England top order needs to take risks - Moeen

Moeen Ali hooks on his way to 50 Cricket Australia

Moeen Ali set down a marker for England's approach to the 2015 World Cup by blazing to a 38-ball 50 against an ACT Invitational XI in his team's first match down under. He backed the innings up with strong words on the eve of the Prime Minister's XI fixture on Wednesday, stressing the need for the England top three to be expansive risk takers over the next 10 weeks.

The early-innings paralysis that had been afflicting England in the latter days of Alastair Cook's time in charge had been one of the chief reasons why seasoned observers gave them very little hope of lifting the Cup on March 29. But Cook's omission from the squad and the emergence of Moeen as a gifted, free-spirited opener has redressed the balance somewhat.

At Manuka, Moeen has been partnered by the more sedate Ian Bell rather than Alex Hales. Whoever joins him at the top against Australia either on Friday or in their World Cup opener against the hosts at the MCG on February 14, Moeen made it patently clear they will need to be thinking and batting boldly.

"If we are going to win the World Cup and be a successful one-day side we will need good starts. We need guys in the top three who can set the standards for everyone else and be expansive and take some risks," Moeen said. "I think it was good first time out [with Bell]. I felt we complemented each other really well so it was nice.

"I wouldn't say it's difficult to change partners. I just go and play how I need to play on that particular day. The good thing about it is that we now have a left and right-hand combination and that can make it a little more difficult for the bowlers. Aggressively is probably the only way I can play in one-day cricket. Sometimes I face 30 balls and I feel as though I've faced 50 or 60. It's the natural sort of thing I've done for a few years now. I feel it's the best way for me to play, and if I've got any doubt I just tell myself to go hard and not go into a little shell.

"Naturally I will be aggressive but I had to take my time a little bit yesterday with it being the first game. There were expansive shots when we needed them. I will just bat how I normally do and if there's something to hit, I'll hit it. In Sri Lanka I got bowled first ball having a slog. It's not nice to get out first ball but I'd prefer to get out having a go rather than just blocking it."

Bell and Moeen have a history dating back to the younger man's early days with Warwickshire. They would appear to dovetail nicely as a pairing, provided Moeen does not feel too much pressure to belt every ball to the fence as Bell intersperses his correct and measured game with regular boundaries.

"I've batted with Belly quite a bit," Moeen said. "When I first started at Warwickshire, he was there and I enjoy batting with him.
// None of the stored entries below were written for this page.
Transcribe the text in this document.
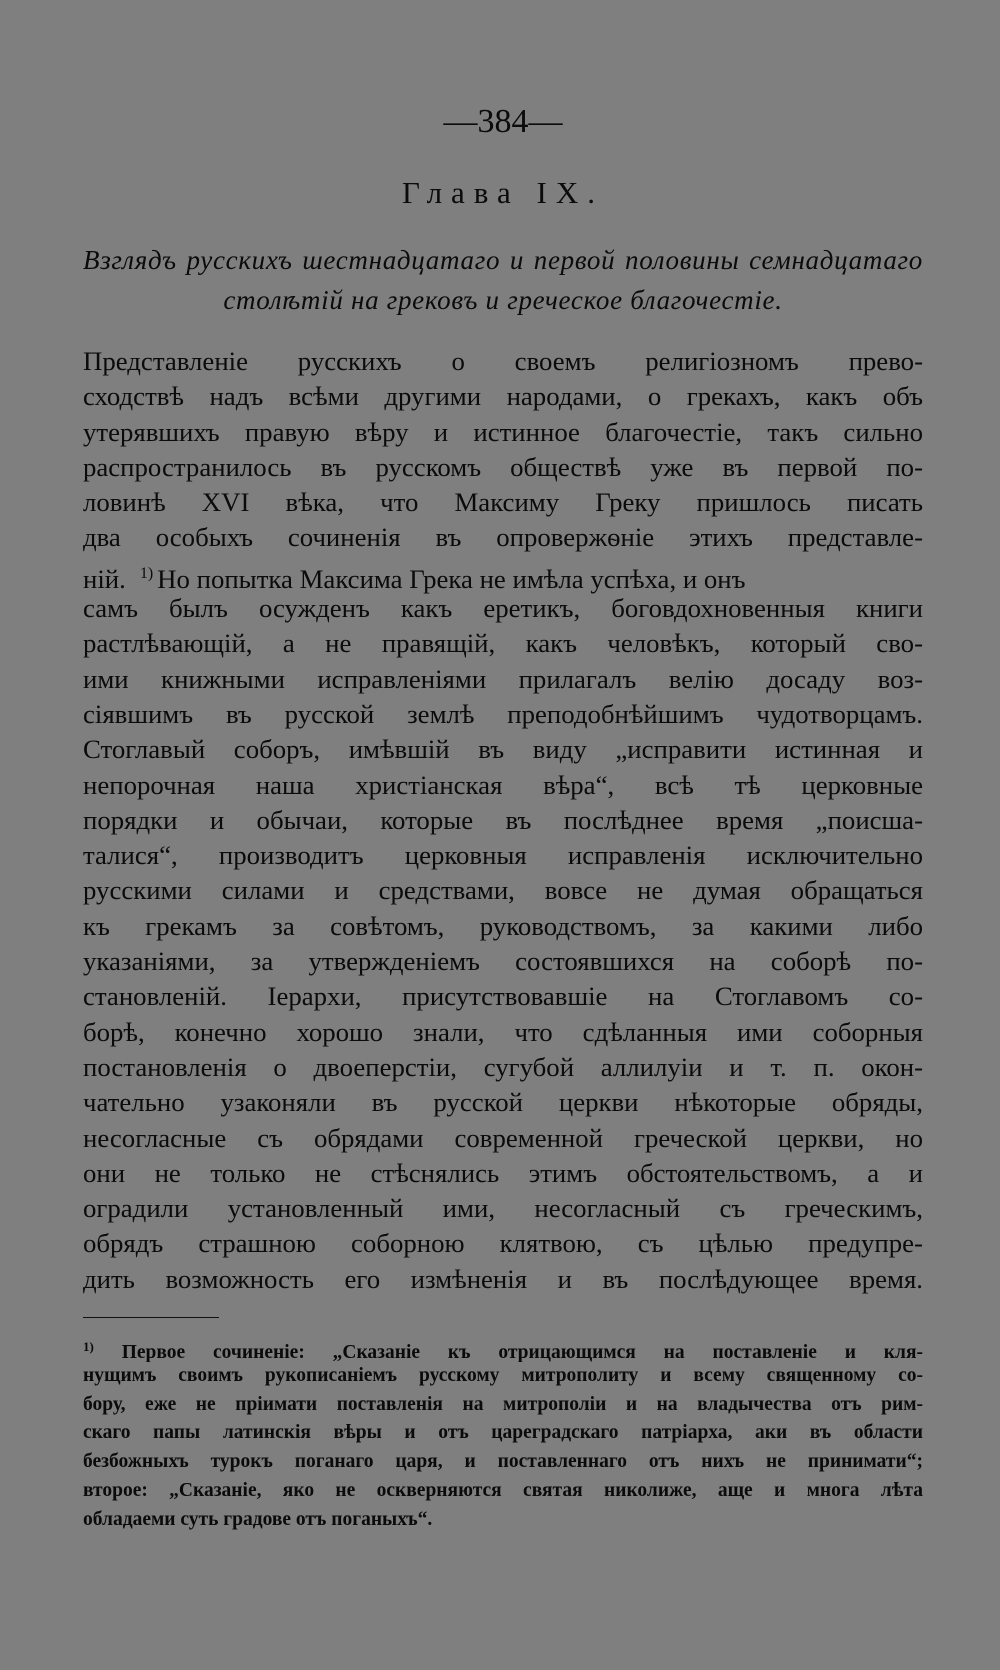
—384—
Глава IX.
Взглядъ русскихъ шестнадцатаго и первой половины семнадцатаго столѣтій на грековъ и греческое благочестіе.
Представленіе русскихъ о своемъ религіозномъ прево-
сходствѣ надъ всѣми другими народами, о грекахъ, какъ объ
утерявшихъ правую вѣру и истинное благочестіе, такъ сильно
распространилось въ русскомъ обществѣ уже въ первой по-
ловинѣ XVI вѣка, что Максиму Греку пришлось писать
два особыхъ сочиненія въ опровержѳніе этихъ представле-
ній. $^{1)}$ Но попытка Максима Грека не имѣла успѣха, и онъ
самъ былъ осужденъ какъ еретикъ, боговдохновенныя книги
растлѣвающій, а не правящій, какъ человѣкъ, который сво-
ими книжными исправленіями прилагалъ велію досаду воз-
сіявшимъ въ русской землѣ преподобнѣйшимъ чудотворцамъ.
Стоглавый соборъ, имѣвшій въ виду „исправити истинная и
непорочная наша христіанская вѣра“, всѣ тѣ церковные
порядки и обычаи, которые въ послѣднее время „поисша-
талися“, производитъ церковныя исправленія исключительно
русскими силами и средствами, вовсе не думая обращаться
къ грекамъ за совѣтомъ, руководствомъ, за какими либо
указаніями, за утвержденіемъ состоявшихся на соборѣ по-
становленій. Іерархи, присутствовавшіе на Стоглавомъ со-
борѣ, конечно хорошо знали, что сдѣланныя ими соборныя
постановленія о двоеперстіи, сугубой аллилуіи и т. п. окон-
чательно узаконяли въ русской церкви нѣкоторые обряды,
несогласные съ обрядами современной греческой церкви, но
они не только не стѣснялись этимъ обстоятельствомъ, а и
оградили установленный ими, несогласный съ греческимъ,
обрядъ страшною соборною клятвою, съ цѣлью предупре-
дить возможность его измѣненія и въ послѣдующее время.
$^{1)}$ Первое сочиненіе: „Сказаніе къ отрицающимся на поставленіе и кля-
нущимъ своимъ рукописаніемъ русскому митрополиту и всему священному со-
бору, еже не пріимати поставленія на митрополіи и на владычества отъ рим-
скаго папы латинскія вѣры и отъ цареградскаго патріарха, аки въ области
безбожныхъ турокъ поганаго царя, и поставленнаго отъ нихъ не принимати“;
второе: „Сказаніе, яко не оскверняются святая николиже, аще и многа лѣта
обладаеми суть градове отъ поганыхъ“.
He's quite busy, he's very good at getting singles as well as the boundary shots and is a classy player, so I really enjoy batting with him and hopefully we will be a good combination together.

"I think our styles complement each other. It's a bit early to say. We've both got to bat our way. If he gets a hundred-ball hundred, that for him is the way to go. He should just bat the way he does and not worry about being too aggressive and hopefully I can take a bit of pressure off him at the other end and make it easier for him."
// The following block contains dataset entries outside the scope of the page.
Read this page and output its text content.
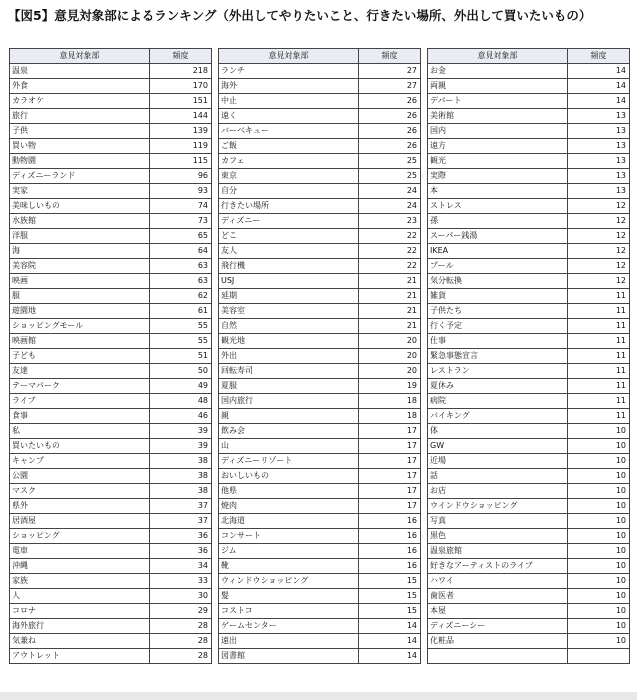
【図5】意見対象部によるランキング（外出してやりたいこと、行きたい場所、外出して買いたいもの）
意見対象部	頻度
温泉	218
外食	170
カラオケ	151
旅行	144
子供	139
買い物	119
動物園	115
ディズニーランド	96
実家	93
美味しいもの	74
水族館	73
洋服	65
海	64
美容院	63
映画	63
服	62
遊園地	61
ショッピングモール	55
映画館	55
子ども	51
友達	50
テーマパーク	49
ライブ	48
食事	46
私	39
買いたいもの	39
キャンプ	38
公園	38
マスク	38
県外	37
居酒屋	37
ショッピング	36
電車	36
沖縄	34
家族	33
人	30
コロナ	29
海外旅行	28
気兼ね	28
アウトレット	28
意見対象部	頻度
ランチ	27
海外	27
中止	26
遠く	26
バーベキュー	26
ご飯	26
カフェ	25
東京	25
自分	24
行きたい場所	24
ディズニー	23
どこ	22
友人	22
飛行機	22
USJ	21
延期	21
美容室	21
自然	21
観光地	20
外出	20
回転寿司	20
夏服	19
国内旅行	18
親	18
飲み会	17
山	17
ディズニーリゾート	17
おいしいもの	17
他県	17
焼肉	17
北海道	16
コンサート	16
ジム	16
靴	16
ウィンドウショッピング	15
髪	15
コストコ	15
ゲームセンター	14
遠出	14
図書館	14
意見対象部	頻度
お金	14
両親	14
デパート	14
美術館	13
国内	13
遠方	13
観光	13
実際	13
本	13
ストレス	12
孫	12
スーパー銭湯	12
IKEA	12
プール	12
気分転換	12
雑貨	11
子供たち	11
行く予定	11
仕事	11
緊急事態宣言	11
レストラン	11
夏休み	11
病院	11
バイキング	11
体	10
GW	10
近場	10
話	10
お店	10
ウインドウショッピング	10
写真	10
黒色	10
温泉旅館	10
好きなアーティストのライブ	10
ハワイ	10
歯医者	10
本屋	10
ディズニーシー	10
化粧品	10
The other major string to Moeen's bow is the finger spin that has grown exponentially as a skill over the past two years. While England's plans call for the inclusion of the steady James Tredwell, Moeen said he was preparing for a major role as a spin bowler on this tour. He also revealed that he often found it more straightforward to bowl straight lines on the sorts of unresponsive pitches expected in Australia, rather than getting his angles right on turning surfaces.

"Sometimes it's difficult to bowl on pitches that spin a lot because your line changes," he said. "Against top-quality players I feel you have to try to hit the stumps as quickly as you can, so it's sometimes easier when there's not a lot of spin. That's how I feel anyway. But it will be tough because Australians play spin very well and are very aggressive against spin.

"I'm going to prepare like I've got a big role to play with the ball. There will be times when perhaps I won't bowl as much as Treddy and vice-versa, but I will definitely prepare like I've got a big role to play."

The PM's XI fixture will be a significant step up from the mediocre fare provided by the ACT XI's bowlers and batsmen, not least in the form of the captain Chris Rogers, who is well familiar with all of England's World Cup squad through his time with Middlesex, among others.

"As a team, tomorrow is a chance to show we've taken a step forward and that we have intent and will come harder at Australia than perhaps we have done previously," Moeen said. "We just need to focus on what we need to do and try to win the game tomorrow. Yesterday, the standard of the opposition wasn't as good as it will be tomorrow, but we showed we can be quite ruthless. That can only be good and hopefully we will put in a good performance tomorrow against a good side."